Staying with CDK4/6 inhibitors, what are your thoughts on LY2835219 (abemaciclib) and LEE011, which have shown promise in early-stage research?

Abemaciclib is quite a potent inhibitor of CDK4/6. In phase I studies, it appears to have more GI toxicity and less of the cytopenias than we see with palbociclib. It does appear also in phase I testing to have single-agent activity, which is very promising. But we don’t have beyond phase I results at this point. I am excited to see how it turns out and whether or not it is more potent or efficacious than palbociclib.

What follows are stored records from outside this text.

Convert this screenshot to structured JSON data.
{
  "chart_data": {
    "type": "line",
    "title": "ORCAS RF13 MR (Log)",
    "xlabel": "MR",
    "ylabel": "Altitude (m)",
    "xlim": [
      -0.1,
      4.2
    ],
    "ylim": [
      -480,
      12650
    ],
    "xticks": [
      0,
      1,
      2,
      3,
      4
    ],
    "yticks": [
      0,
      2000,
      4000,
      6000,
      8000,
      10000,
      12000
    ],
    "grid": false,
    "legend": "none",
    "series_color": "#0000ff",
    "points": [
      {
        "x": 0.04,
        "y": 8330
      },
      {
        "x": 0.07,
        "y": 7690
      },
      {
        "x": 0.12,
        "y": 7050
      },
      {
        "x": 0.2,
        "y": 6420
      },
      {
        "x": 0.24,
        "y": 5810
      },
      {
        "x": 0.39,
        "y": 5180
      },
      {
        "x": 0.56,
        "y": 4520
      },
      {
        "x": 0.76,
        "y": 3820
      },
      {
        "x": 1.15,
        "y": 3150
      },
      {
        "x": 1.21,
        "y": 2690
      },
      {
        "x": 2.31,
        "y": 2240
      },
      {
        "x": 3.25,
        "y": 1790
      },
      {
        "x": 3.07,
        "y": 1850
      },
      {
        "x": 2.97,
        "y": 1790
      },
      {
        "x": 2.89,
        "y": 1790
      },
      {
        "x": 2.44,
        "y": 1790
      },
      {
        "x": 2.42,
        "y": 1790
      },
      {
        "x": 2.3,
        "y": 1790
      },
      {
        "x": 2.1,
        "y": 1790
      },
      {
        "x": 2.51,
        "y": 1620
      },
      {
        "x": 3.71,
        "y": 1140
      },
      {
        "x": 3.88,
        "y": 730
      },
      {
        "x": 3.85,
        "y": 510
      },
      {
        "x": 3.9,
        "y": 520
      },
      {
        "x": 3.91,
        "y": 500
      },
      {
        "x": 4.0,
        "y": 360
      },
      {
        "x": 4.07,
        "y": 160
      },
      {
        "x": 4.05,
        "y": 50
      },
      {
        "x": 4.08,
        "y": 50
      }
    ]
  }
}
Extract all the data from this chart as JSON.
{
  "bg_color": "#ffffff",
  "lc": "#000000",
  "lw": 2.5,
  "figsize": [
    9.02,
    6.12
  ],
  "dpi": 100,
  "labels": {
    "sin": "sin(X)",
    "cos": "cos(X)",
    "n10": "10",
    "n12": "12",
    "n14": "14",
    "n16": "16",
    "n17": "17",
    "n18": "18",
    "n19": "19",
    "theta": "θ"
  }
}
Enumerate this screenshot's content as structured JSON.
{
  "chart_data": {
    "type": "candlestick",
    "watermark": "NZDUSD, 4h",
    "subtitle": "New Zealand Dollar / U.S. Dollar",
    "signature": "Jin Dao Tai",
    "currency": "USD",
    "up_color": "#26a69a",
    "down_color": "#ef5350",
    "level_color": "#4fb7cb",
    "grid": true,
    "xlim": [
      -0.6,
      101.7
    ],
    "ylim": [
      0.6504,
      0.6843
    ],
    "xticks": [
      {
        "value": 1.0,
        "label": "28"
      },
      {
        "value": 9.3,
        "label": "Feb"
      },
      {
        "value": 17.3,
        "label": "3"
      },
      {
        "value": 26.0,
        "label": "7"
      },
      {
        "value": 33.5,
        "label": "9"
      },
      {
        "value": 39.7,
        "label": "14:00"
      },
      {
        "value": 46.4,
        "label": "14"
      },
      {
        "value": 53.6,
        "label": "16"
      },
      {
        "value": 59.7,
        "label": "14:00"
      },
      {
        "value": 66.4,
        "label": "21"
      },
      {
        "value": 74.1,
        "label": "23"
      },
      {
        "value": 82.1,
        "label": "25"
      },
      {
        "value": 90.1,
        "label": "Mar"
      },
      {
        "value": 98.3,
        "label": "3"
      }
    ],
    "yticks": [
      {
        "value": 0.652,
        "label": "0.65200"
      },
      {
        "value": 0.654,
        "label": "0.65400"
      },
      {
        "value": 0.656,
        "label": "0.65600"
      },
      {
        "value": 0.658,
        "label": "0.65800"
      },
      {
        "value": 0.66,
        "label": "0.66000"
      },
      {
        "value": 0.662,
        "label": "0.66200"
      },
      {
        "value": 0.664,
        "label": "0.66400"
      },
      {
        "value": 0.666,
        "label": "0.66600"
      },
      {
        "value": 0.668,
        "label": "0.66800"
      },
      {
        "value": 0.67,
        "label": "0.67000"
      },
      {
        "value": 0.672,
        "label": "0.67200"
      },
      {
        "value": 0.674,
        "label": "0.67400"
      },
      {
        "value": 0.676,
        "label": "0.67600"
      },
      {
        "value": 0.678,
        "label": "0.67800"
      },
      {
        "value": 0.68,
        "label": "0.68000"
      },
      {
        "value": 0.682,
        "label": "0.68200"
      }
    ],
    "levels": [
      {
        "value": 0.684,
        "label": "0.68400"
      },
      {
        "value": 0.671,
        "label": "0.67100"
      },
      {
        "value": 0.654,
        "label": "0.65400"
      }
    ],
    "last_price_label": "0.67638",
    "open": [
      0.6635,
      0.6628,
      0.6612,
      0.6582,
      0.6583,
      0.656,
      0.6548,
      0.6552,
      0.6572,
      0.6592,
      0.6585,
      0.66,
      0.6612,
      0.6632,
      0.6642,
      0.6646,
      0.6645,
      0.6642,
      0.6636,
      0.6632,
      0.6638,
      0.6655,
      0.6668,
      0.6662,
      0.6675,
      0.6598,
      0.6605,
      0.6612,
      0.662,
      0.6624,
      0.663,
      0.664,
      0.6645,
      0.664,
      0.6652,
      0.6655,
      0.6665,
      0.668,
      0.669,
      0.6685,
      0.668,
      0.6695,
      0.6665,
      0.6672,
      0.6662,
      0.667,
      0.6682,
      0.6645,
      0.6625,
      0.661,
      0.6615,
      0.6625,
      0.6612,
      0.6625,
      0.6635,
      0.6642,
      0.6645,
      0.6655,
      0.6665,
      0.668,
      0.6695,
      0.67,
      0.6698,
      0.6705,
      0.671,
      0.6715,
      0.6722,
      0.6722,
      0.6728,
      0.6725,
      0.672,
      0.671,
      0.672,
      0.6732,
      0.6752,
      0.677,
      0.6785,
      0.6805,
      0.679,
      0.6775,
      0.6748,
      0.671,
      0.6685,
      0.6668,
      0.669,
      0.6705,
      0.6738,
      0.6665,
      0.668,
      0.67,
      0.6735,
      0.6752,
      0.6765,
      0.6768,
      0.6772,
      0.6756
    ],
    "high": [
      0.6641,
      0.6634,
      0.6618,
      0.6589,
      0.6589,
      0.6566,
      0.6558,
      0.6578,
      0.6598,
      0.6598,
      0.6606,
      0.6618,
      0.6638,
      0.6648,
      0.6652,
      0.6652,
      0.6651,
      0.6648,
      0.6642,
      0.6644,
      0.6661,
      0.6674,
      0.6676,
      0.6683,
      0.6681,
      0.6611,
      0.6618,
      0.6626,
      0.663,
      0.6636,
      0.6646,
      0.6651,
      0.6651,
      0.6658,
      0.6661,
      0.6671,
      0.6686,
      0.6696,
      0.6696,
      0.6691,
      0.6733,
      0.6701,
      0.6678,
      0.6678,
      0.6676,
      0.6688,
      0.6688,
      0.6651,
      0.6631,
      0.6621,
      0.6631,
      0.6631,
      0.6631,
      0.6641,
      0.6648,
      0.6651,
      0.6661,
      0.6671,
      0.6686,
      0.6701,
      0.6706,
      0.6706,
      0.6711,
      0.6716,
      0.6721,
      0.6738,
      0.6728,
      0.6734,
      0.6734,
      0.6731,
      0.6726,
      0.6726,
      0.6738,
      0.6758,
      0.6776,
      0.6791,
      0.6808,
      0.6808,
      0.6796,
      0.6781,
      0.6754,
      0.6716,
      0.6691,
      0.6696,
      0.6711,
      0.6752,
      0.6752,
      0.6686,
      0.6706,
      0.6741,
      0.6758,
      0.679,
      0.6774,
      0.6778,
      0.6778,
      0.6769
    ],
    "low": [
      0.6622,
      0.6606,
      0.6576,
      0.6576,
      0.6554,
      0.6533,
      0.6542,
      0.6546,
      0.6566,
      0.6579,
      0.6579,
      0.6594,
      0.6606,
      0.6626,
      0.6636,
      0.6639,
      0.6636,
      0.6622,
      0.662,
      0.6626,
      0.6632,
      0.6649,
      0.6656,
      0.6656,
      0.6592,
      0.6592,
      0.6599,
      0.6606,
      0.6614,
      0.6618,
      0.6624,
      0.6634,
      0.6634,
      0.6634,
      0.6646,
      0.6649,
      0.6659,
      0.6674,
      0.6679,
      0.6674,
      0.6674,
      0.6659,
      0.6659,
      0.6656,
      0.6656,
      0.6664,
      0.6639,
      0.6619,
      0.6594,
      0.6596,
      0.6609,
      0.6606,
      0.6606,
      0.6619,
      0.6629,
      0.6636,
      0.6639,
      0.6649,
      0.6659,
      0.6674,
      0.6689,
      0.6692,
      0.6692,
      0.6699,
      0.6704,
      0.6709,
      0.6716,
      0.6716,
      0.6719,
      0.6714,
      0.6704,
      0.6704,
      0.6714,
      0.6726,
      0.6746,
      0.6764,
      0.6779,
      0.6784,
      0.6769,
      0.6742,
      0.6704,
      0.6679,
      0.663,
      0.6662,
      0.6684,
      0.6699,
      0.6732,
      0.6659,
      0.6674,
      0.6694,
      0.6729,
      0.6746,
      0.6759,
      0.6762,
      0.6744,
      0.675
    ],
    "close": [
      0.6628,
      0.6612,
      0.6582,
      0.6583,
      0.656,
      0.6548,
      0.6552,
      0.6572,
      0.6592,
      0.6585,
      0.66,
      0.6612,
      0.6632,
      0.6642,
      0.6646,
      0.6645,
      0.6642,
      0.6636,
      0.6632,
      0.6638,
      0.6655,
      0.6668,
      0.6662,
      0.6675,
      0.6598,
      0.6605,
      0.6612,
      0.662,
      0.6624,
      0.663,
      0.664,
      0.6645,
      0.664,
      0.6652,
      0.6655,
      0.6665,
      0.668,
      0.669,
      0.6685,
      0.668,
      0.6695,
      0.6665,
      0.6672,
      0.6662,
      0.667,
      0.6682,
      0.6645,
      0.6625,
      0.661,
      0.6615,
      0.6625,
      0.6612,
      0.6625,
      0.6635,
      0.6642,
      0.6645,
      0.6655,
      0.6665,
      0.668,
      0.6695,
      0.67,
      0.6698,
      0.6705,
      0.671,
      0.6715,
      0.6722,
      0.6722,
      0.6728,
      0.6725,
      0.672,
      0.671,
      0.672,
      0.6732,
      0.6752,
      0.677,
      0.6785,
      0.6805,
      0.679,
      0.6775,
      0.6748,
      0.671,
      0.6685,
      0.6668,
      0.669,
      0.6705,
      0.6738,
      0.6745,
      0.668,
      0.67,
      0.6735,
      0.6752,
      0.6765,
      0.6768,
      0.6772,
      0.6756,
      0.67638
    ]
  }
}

In terms of LEE011, that is also being looked at in ER-positive breast cancer in the metastatic setting and also in the neoadjuvant setting, so we’ll have to see what the clinical trial results show.

Immunotherapy seems to be a major focal point across many tumor types. Are there any emerging immunotherapeutic agents in breast cancer? What have been some obstacles in developing them for this disease?

Up until recently, immune therapies have not proven to been particularly effective in breast cancer. Breast cancer is not one of the most immune-responsive tumors, unlike lymphoma, renal cell carcinoma, or melanoma, which are highly responsive to immune manipulation. However, some studies are now indicating that activation of the immune system predicts a better outcome for patients. There are some vaccines that are looking at targeting HER2 in HER2-amplified breast cancers that are promising but we are waiting the randomized phase III data. We also are now seeing that trastuzumab-treated patients who have tumor-infiltrating lymphocytes do better than those who do not. So the immune system may be important in antibody-directed therapy response.

The use of PD-L1 or PD-1 inhibitors is being explored in breast cancer, in particular, triple-negative breast cancer. Right now, I believe they are primarily in phase I or early phase II testing. And so this is an area that is hopeful, but we don’t have adequate data to know whether or not it is going to be promising.

What is thought to be the role of androgen receptor expression in breast cancer, and what is the available/emerging evidence supporting the use of abiraterone acetate in patient treatment?

Androgen receptor (AR) has been shown to be expressed in a portion of all subtypes of breast cancer including a portion of triple-negative breast cancers. Abiraterone has some ongoing clinical trials that are evaluating its use and we’ll have to see what these randomized studies end up showing. AR expression in triple-negative may denote a less aggressive or deadly form of triple-negative breast cancer. But whether or not inhibiting it actually works against the cancer has yet to be tested.